BANGOR – A delegation of Mainers who attended last week’s fifth ministerial conference of the World Trade Organization in Cancun, Mexico, on Tuesday called the collapse of the high-level trade talks a limited victory for developing nations.
The trade negotiations collapsed Sunday, the final day of meetings in Cancun, after delegates from developing nations walked out in protest over divisive issues ranging from eliminating farm subsidies for rich nations to lowering trade barriers among poor nations to international rules protecting foreign investments.
During a news conference at their headquarters on Park Street, Jack McKay and Bjorn Claeson of Peace through Interamerican Community Action, or PICA, said that the failure of the negotiations meant that the status quo would be maintained, at least for now.
PICA attended the conference as an accredited nongovernmental organization, or NGO.
The developing nations, led by Brazil, South Africa, India and China, essentially said, “Enough is enough and we’re not going to take it anymore,” McKay said. “It was a victory in the sense that it’s not going to get worse.”
But McKay added that the failed talks also meant people worldwide would continue to suffer under policies detrimental to them developed largely by the rich and the powerful, namely the United States, the European Union, Canada and Japan.
Perhaps more importantly, Claeson said, was that developing nations for the first time banded together and became a force to be reckoned with.
PICA’s three-member delegation, which also included volunteer Meredith DeFrancesco, was frustrated by their limited access to decision-makers and important meetings, Claeson noted, but despite that gained some valuable insight into the WTO’s inner workings.
On Tuesday, McKay and Claeson voiced outrage at the “bully” tactics employed by the so-called Quad Countries, namely the United States, Canada, Japan and the European Union, that wanted greater access to developing countries so they could expand markets for their multinational corporations.
During the high-level trade talks, representatives from 146 WTO member states sought to develop new global trade rules.

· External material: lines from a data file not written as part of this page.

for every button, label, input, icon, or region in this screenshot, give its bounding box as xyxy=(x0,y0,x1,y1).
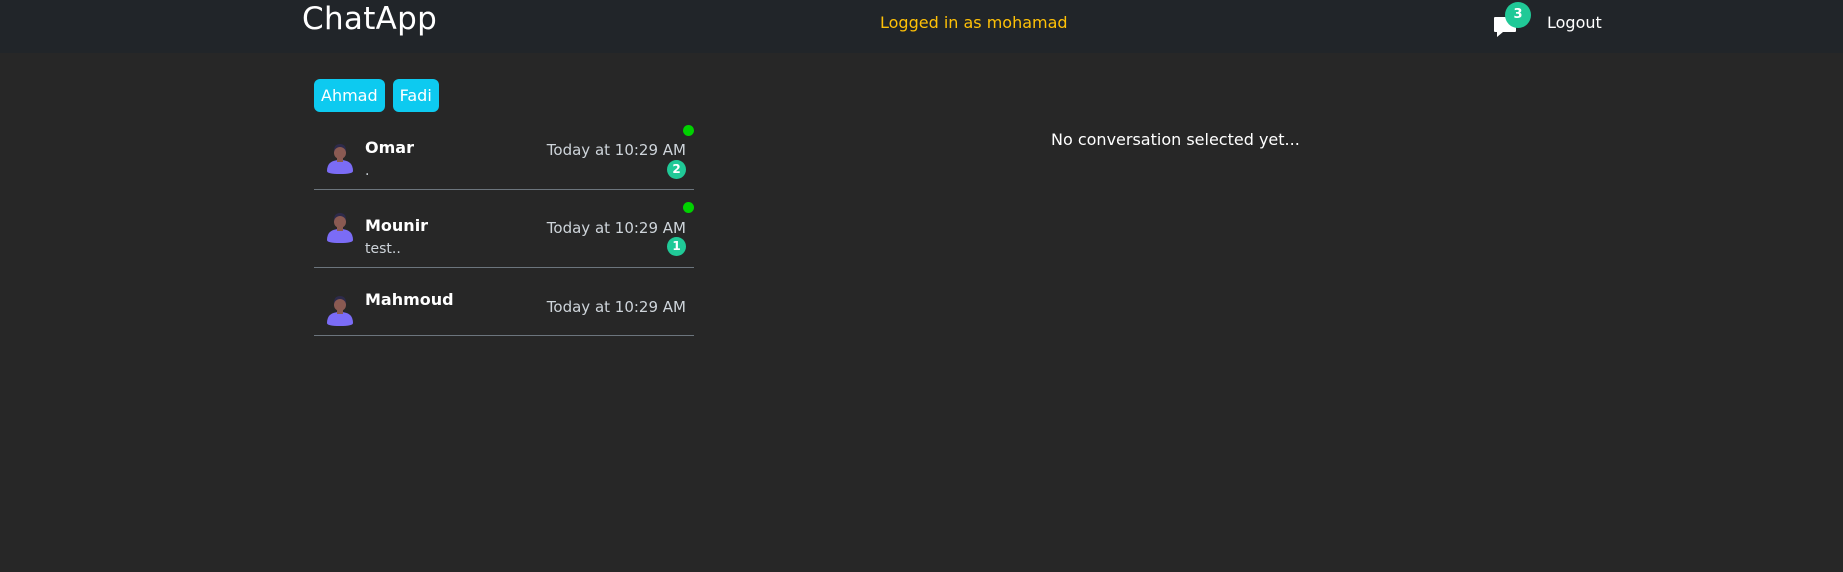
logout-link[interactable]: Logout xyxy=(1547,12,1602,34)
conversation-list: Omar . Today at 10:29 AM 2 Mounir test..… xyxy=(314,122,694,336)
conversation-time: Today at 10:29 AM xyxy=(546,141,686,159)
logged-in-status: Logged in as mohamad xyxy=(880,13,1068,32)
conversation-name: Mounir xyxy=(365,216,429,235)
contact-chip-ahmad[interactable]: Ahmad xyxy=(314,79,385,112)
contact-chip-fadi[interactable]: Fadi xyxy=(392,79,439,112)
conversation-preview: test.. xyxy=(365,241,401,257)
empty-conversation-message: No conversation selected yet... xyxy=(1051,130,1300,149)
unread-count-badge: 1 xyxy=(667,237,686,256)
conversation-time: Today at 10:29 AM xyxy=(546,298,686,316)
unread-count-badge: 2 xyxy=(667,160,686,179)
online-indicator xyxy=(683,202,694,213)
notification-count-badge: 3 xyxy=(1505,2,1531,28)
user-avatar-icon xyxy=(325,294,355,326)
user-avatar-icon xyxy=(325,211,355,243)
conversation-preview: . xyxy=(365,163,370,179)
app-brand[interactable]: ChatApp xyxy=(302,0,437,38)
conversation-name: Mahmoud xyxy=(365,290,454,309)
conversation-item-omar[interactable]: Omar . Today at 10:29 AM 2 xyxy=(314,122,694,190)
online-indicator xyxy=(683,125,694,136)
user-avatar-icon xyxy=(325,142,355,174)
conversation-time: Today at 10:29 AM xyxy=(546,219,686,237)
conversation-item-mounir[interactable]: Mounir test.. Today at 10:29 AM 1 xyxy=(314,190,694,268)
conversation-item-mahmoud[interactable]: Mahmoud Today at 10:29 AM xyxy=(314,268,694,336)
navbar: ChatApp Logged in as mohamad 3 Logout xyxy=(0,0,1843,53)
contact-chips: Ahmad Fadi xyxy=(314,79,439,112)
conversation-name: Omar xyxy=(365,138,414,157)
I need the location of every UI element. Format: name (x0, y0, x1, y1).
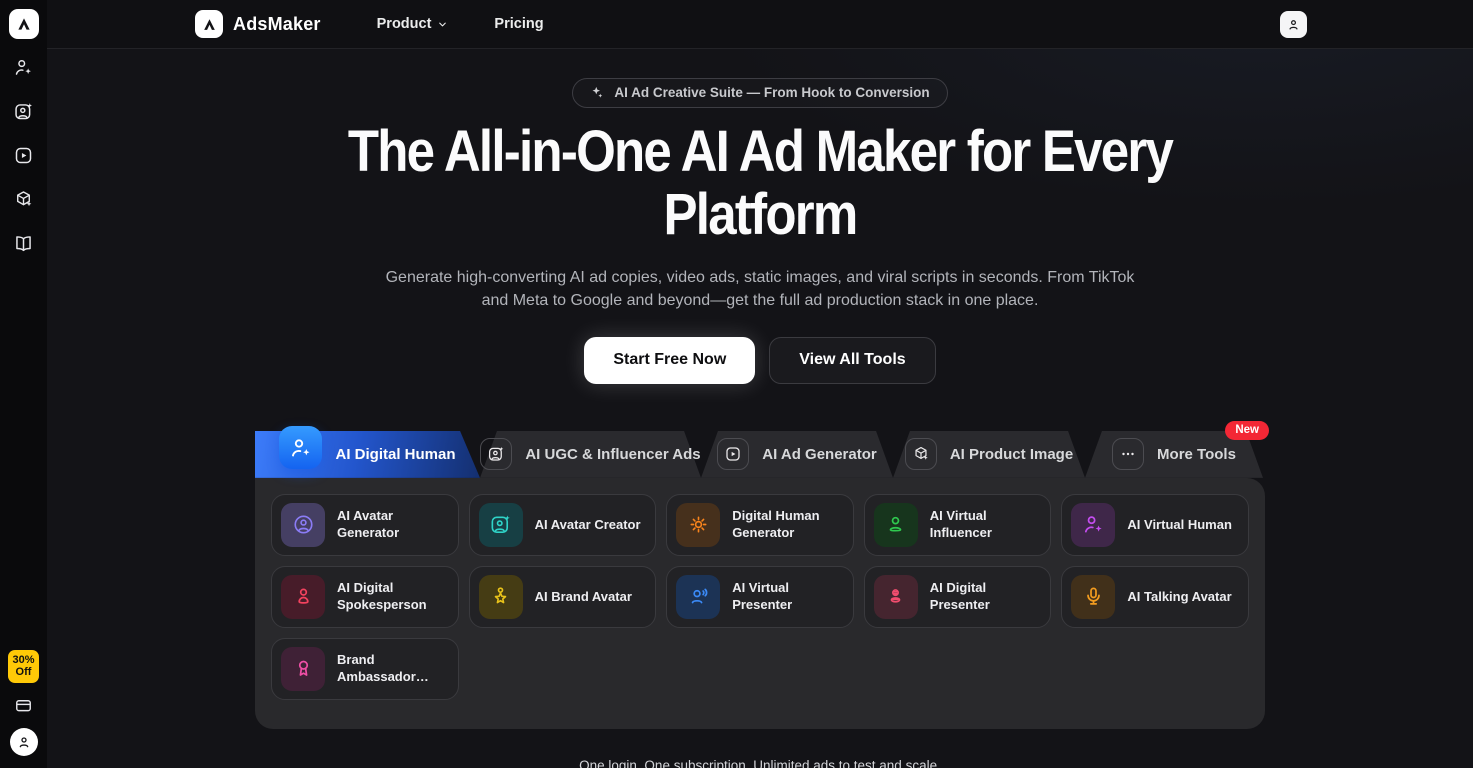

The negotiations in Cancun were expected to focus on agriculture, intellectual property rights and a variety of other issues, including investor rights and government purchasing.
Before they left for Cancun, the PICA delegation expressed concerns that the WTO was “becoming a de facto global government with powers far greater than ever before given to any international body.”
WTO’s rulings are so powerful they take precedence over all other international agreements and apply to laws at every level of governance, PICA said.
Group members expressed concerns about the potential loss of sovereignty in regard to the ongoing negotiations regarding General Agreement on Trade in Services, or GATS.
While the 1995 GATS removed trade barriers for companies and individuals in the service sectors of the global economy, the ongoing 2000 GATS negotiations were expected to go far beyond that.
Negotiating documents from many of the United States’ trading partners – including the European Union – ask that the U.S. agree to: eliminate state oversight of insurance and other financial service regulations; privatize and deregulate alcohol and tobacco distribution and sales; privatize thousands of municipal water systems; and eliminate 44 specifically identified state laws.